A rispondere è stata subito Lucia Borgonzoni, sottosegretaria alla Cultura, assicurando, durante la presentazione a Roma dell’Italian Global Series Festival, che sul tax credit “è tutto a posto, procederemo a breve. Era stata depositata al Tar una richiesta, l’udienza è stata spostata a maggio. Presto pubblicheremo l’ultimo correttivo”. Attaccata dai componenti del Pd della Commissione Cultura della Camera, che indicano il ministro Alessandro Giuli, l’ex ministro Gennaro Sangiuliano e la stessa Borgonzoni come responsabili del “disastro” di cinema e audiovisivo, la sottosegretaria ha affermato: “Allora se dovessimo guardare il problema che c’è stato nell’audiovisivo viene da un governo di prima, mi dispiace dire che è Franceschini, perché queste modifiche andavano fatte molto prima”, ha sottolineato, “io con Franceschini ho lavorato bene per tante cose, lui non ha voluto fare le modifiche che andavano fatte nonostante all’allarme lanciato anche dagli uffici a suo tempo, perché ovviamente è molto più semplice lasciare la palla al governo che viene dopo”.

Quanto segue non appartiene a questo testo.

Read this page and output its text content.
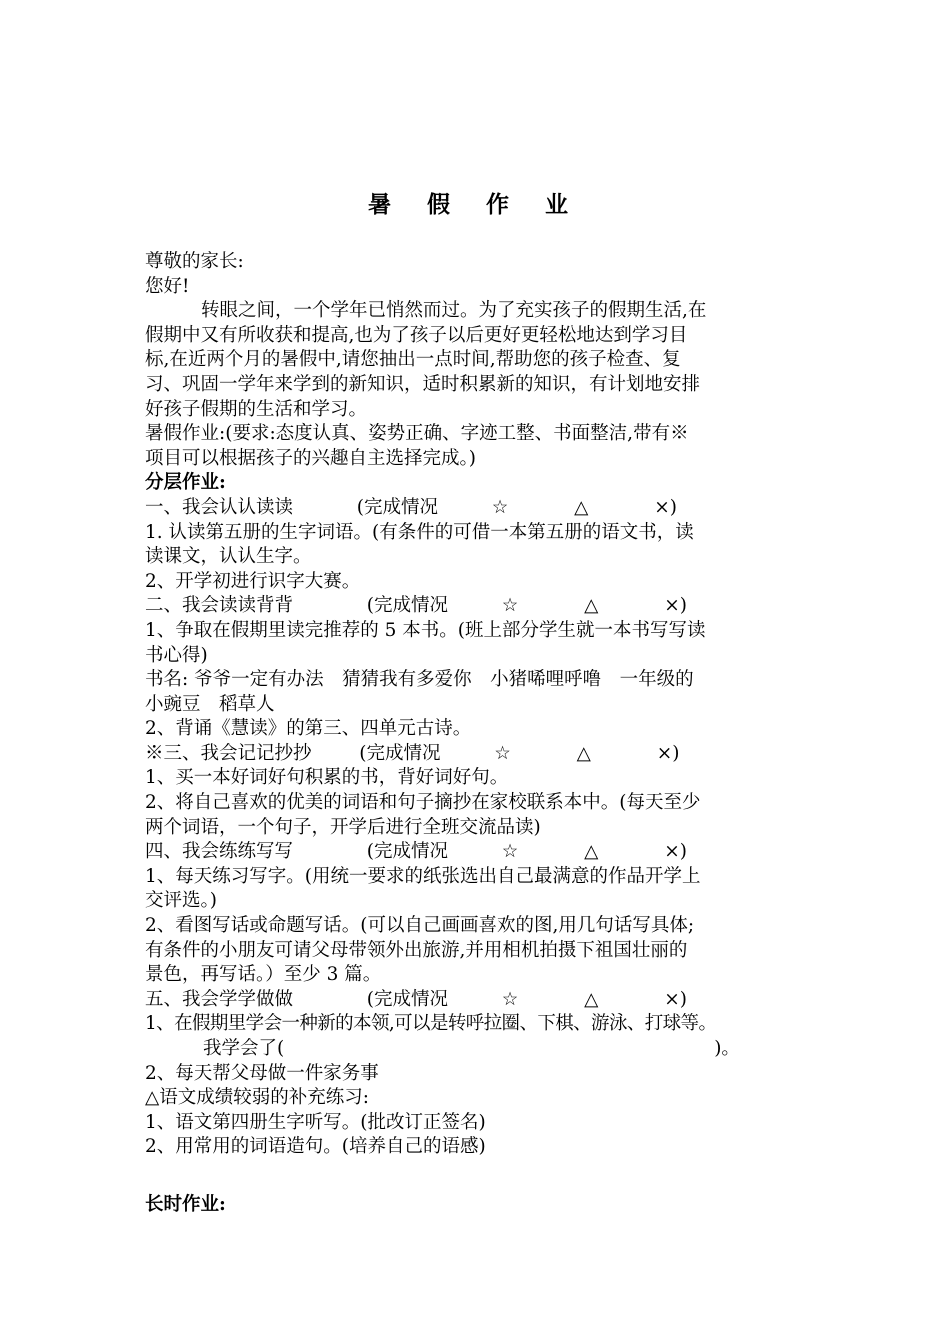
暑 假 作 业
尊敬的家长:
您好!
转眼之间，一个学年已悄然而过。为了充实孩子的假期生活,在
假期中又有所收获和提高,也为了孩子以后更好更轻松地达到学习目
标,在近两个月的暑假中,请您抽出一点时间,帮助您的孩子检查、复
习、巩固一学年来学到的新知识，适时积累新的知识，有计划地安排
好孩子假期的生活和学习。
暑假作业:(要求:态度认真、姿势正确、字迹工整、书面整洁,带有※
项目可以根据孩子的兴趣自主选择完成。)
分层作业:
一、我会认认读读	(完成情况	☆	△	×)
1. 认读第五册的生字词语。(有条件的可借一本第五册的语文书，读
读课文，认认生字。
2、开学初进行识字大赛。
二、我会读读背背	(完成情况	☆	△	×)
1、争取在假期里读完推荐的 5 本书。(班上部分学生就一本书写写读
书心得)
书名: 爷爷一定有办法　猜猜我有多爱你　小猪唏哩呼噜　一年级的
小豌豆　稻草人
2、背诵《慧读》的第三、四单元古诗。
※三、我会记记抄抄	(完成情况	☆	△	×)
1、买一本好词好句积累的书，背好词好句。
2、将自己喜欢的优美的词语和句子摘抄在家校联系本中。(每天至少
两个词语，一个句子，开学后进行全班交流品读)
四、我会练练写写	(完成情况	☆	△	×)
1、每天练习写字。(用统一要求的纸张选出自己最满意的作品开学上
交评选。)
2、看图写话或命题写话。(可以自己画画喜欢的图,用几句话写具体;
有条件的小朋友可请父母带领外出旅游,并用相机拍摄下祖国壮丽的
景色，再写话。）至少 3 篇。
五、我会学学做做	(完成情况	☆	△	×)
1、在假期里学会一种新的本领,可以是转呼拉圈、下棋、游泳、打球等。
我学会了(	)。
2、每天帮父母做一件家务事
△语文成绩较弱的补充练习:
1、语文第四册生字听写。(批改订正签名)
2、用常用的词语造句。(培养自己的语感)
长时作业:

“Comunque, le produzioni ci sono, i set aperti sono 37. Mi dispiace che si lanci un allarme da parte di Pd e 5 stelle che continuano a cavalcare questa cosa dando l’idea anche agli operatori internazionali che vengono a lavorare in Italia che qui ci siano dei problemi, che non ci sono soldi e che nessuno sta girando. Stanno facendo un danno al settore. Mi piacerebbe che parlassero con le associazioni davvero rappresentative del settore per chiedere se stanno girando oppure no. E la risposta credo sarebbe diversa”, ha concluso. Sul tema è intervenuta a smorzare i toni Chiara Sbarigia, presidente Associazione Produttori Audiovisivi, che, pur condividendo la preoccupazione sul tax credit, ha evidenziato che “i set sono aperti. Terrei più basso l’allarme e cercherei di sburocratizzare il tax credit: noi abbiamo seguito l’iter di riforma, abbiamo dato suggerimenti, ma credo che il problema riguardi il cinema con le produzioni più piccole, non l’audiovisivo”.

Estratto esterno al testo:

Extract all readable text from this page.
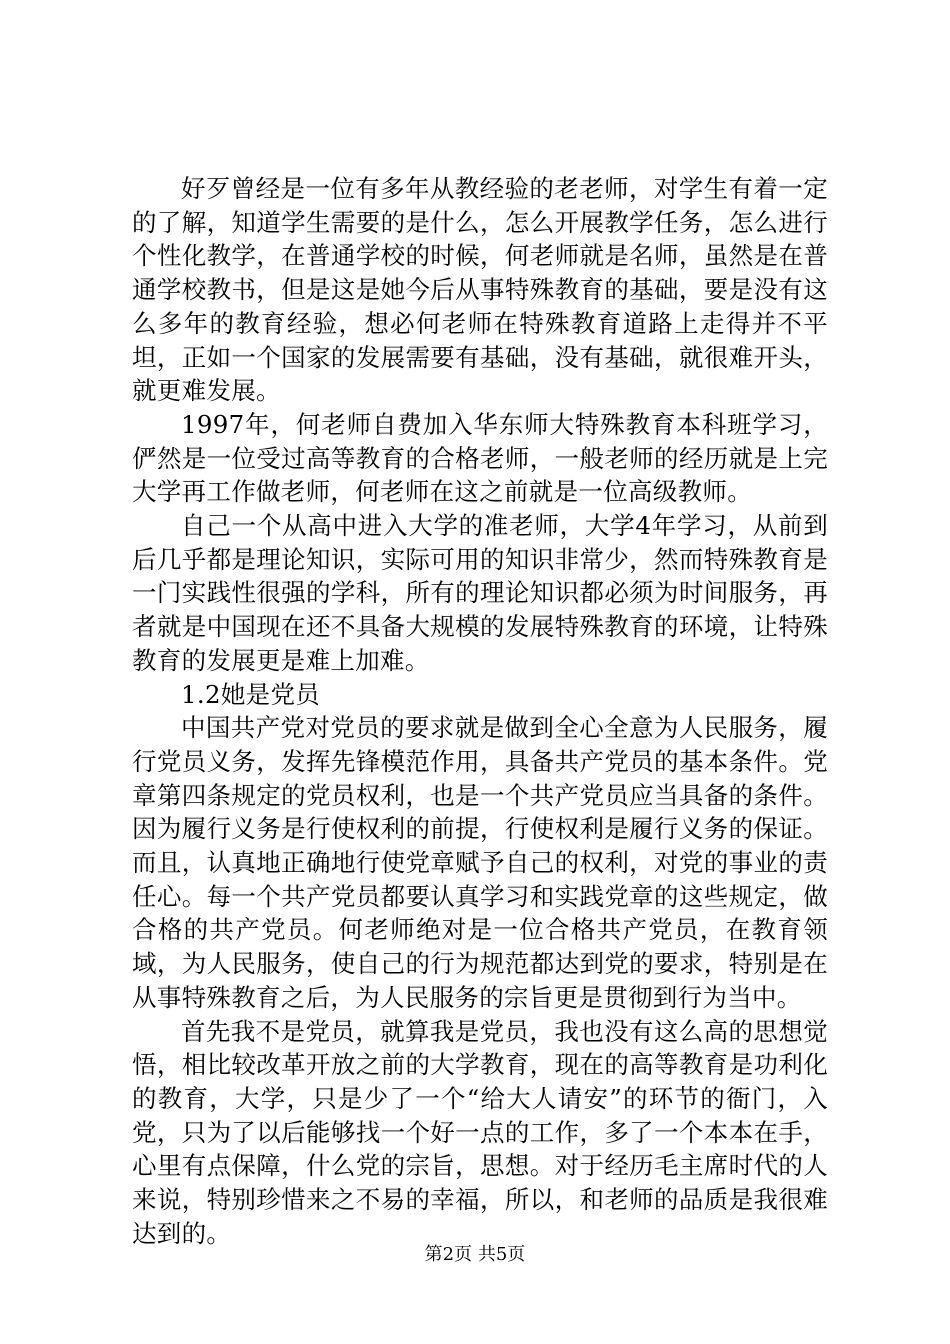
好歹曾经是一位有多年从教经验的老老师，对学生有着一定的了解，知道学生需要的是什么，怎么开展教学任务，怎么进行个性化教学，在普通学校的时候，何老师就是名师，虽然是在普通学校教书，但是这是她今后从事特殊教育的基础，要是没有这么多年的教育经验，想必何老师在特殊教育道路上走得并不平坦，正如一个国家的发展需要有基础，没有基础，就很难开头，就更难发展。

1997年，何老师自费加入华东师大特殊教育本科班学习，俨然是一位受过高等教育的合格老师，一般老师的经历就是上完大学再工作做老师，何老师在这之前就是一位高级教师。

自己一个从高中进入大学的准老师，大学4年学习，从前到后几乎都是理论知识，实际可用的知识非常少，然而特殊教育是一门实践性很强的学科，所有的理论知识都必须为时间服务，再者就是中国现在还不具备大规模的发展特殊教育的环境，让特殊教育的发展更是难上加难。

1.2她是党员

中国共产党对党员的要求就是做到全心全意为人民服务，履行党员义务，发挥先锋模范作用，具备共产党员的基本条件。党章第四条规定的党员权利，也是一个共产党员应当具备的条件。因为履行义务是行使权利的前提，行使权利是履行义务的保证。而且，认真地正确地行使党章赋予自己的权利，对党的事业的责任心。每一个共产党员都要认真学习和实践党章的这些规定，做合格的共产党员。何老师绝对是一位合格共产党员，在教育领域，为人民服务，使自己的行为规范都达到党的要求，特别是在从事特殊教育之后，为人民服务的宗旨更是贯彻到行为当中。

首先我不是党员，就算我是党员，我也没有这么高的思想觉悟，相比较改革开放之前的大学教育，现在的高等教育是功利化的教育，大学，只是少了一个“给大人请安”的环节的衙门，入党，只为了以后能够找一个好一点的工作，多了一个本本在手，心里有点保障，什么党的宗旨，思想。对于经历毛主席时代的人来说，特别珍惜来之不易的幸福，所以，和老师的品质是我很难达到的。

第2页 共5页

Il dibattito però si è infiammato, con la controreplica di Pd e M5s: “il cinema è malato ma il governo ha deciso di ucciderlo”, ha ribattuto Sandro Ruotolo, responsabile Cultura nella segreteria del Pd, mentre il cinquestelle Gaetano Amato è andato all’attacco di Borgonzoni affermando che “se ha coraggio si confronti con gli operatori del settore, parli con le vere associazioni, non solo con quelle vicine ai suoi amici. Noi siamo pronti a organizzare gli Stati Generali ‘pubblici’ del settore”. Anche tra i doppiatori italiani cresce la preoccupazione: a due settimane dalla protesta lanciata attraverso il video appello in cui 12 doppiatori hanno prestato il volto e la voce per dire ‘no’ ad un mondo in cui le espressioni artistiche saranno create da algoritmi, l’Associazione Nazionale Attori Doppiatori si è rivolta oggi a tutta l’industria audiovisiva, agli artisti, alle istituzioni e al pubblico per chiedere appoggio contro l’uso incontrollato dell’Intelligenza Artificiale. Intanto, ieri anche la regista e sceneggiatrice Liliana Cavani aveva sottolineato l’urgenza di difendere il cinema dal predominio della televisione.

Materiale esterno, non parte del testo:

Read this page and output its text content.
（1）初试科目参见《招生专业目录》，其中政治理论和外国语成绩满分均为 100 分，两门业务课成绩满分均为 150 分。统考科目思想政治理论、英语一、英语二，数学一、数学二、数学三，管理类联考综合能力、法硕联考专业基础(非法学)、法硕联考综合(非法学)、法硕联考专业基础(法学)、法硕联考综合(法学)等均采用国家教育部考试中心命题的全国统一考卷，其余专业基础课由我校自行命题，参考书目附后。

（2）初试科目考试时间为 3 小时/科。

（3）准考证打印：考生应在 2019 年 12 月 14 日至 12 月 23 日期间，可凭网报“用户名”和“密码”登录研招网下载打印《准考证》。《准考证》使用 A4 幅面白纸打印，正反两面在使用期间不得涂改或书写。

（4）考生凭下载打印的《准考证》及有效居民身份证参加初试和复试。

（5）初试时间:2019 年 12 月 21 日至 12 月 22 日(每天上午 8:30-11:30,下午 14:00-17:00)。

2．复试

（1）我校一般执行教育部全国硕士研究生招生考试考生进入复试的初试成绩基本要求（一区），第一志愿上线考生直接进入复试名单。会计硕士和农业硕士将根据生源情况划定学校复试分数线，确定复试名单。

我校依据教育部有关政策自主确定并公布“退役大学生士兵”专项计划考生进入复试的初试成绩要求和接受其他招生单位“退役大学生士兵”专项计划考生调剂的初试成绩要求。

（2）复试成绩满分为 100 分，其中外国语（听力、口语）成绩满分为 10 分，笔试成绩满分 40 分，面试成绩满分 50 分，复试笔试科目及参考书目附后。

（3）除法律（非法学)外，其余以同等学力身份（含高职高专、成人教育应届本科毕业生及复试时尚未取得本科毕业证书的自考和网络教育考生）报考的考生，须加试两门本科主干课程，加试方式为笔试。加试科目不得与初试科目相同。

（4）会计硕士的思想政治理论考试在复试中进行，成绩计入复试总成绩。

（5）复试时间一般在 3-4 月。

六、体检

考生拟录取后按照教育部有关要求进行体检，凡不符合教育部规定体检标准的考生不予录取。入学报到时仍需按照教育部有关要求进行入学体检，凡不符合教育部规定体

“E’ inutile che il Centro Sperimentale continui a creare professionalità se poi il cinema va a finire in tv – aveva detto Cavani -. Il futuro obbligherà ancora di più la gente a vedere i film in casa e così andrebbe fatta una campagna seria contro tutto questo”. Diversa la posizione del regista e attore Carlo Verdone: “Le preoccupazioni di Liliana Cavani sono legittime, ma non è che la gente non va più al cinema. Tanti film vanno bene. Dipende dalla bontà del film, dipende tutto da lì. Se il film non attira e non c’è passaparola allora si fa fatica. Ci vogliono i film giusti”, ha detto, affermando di condividere e appoggiare invece la richiesta di aiuto dei doppiatori.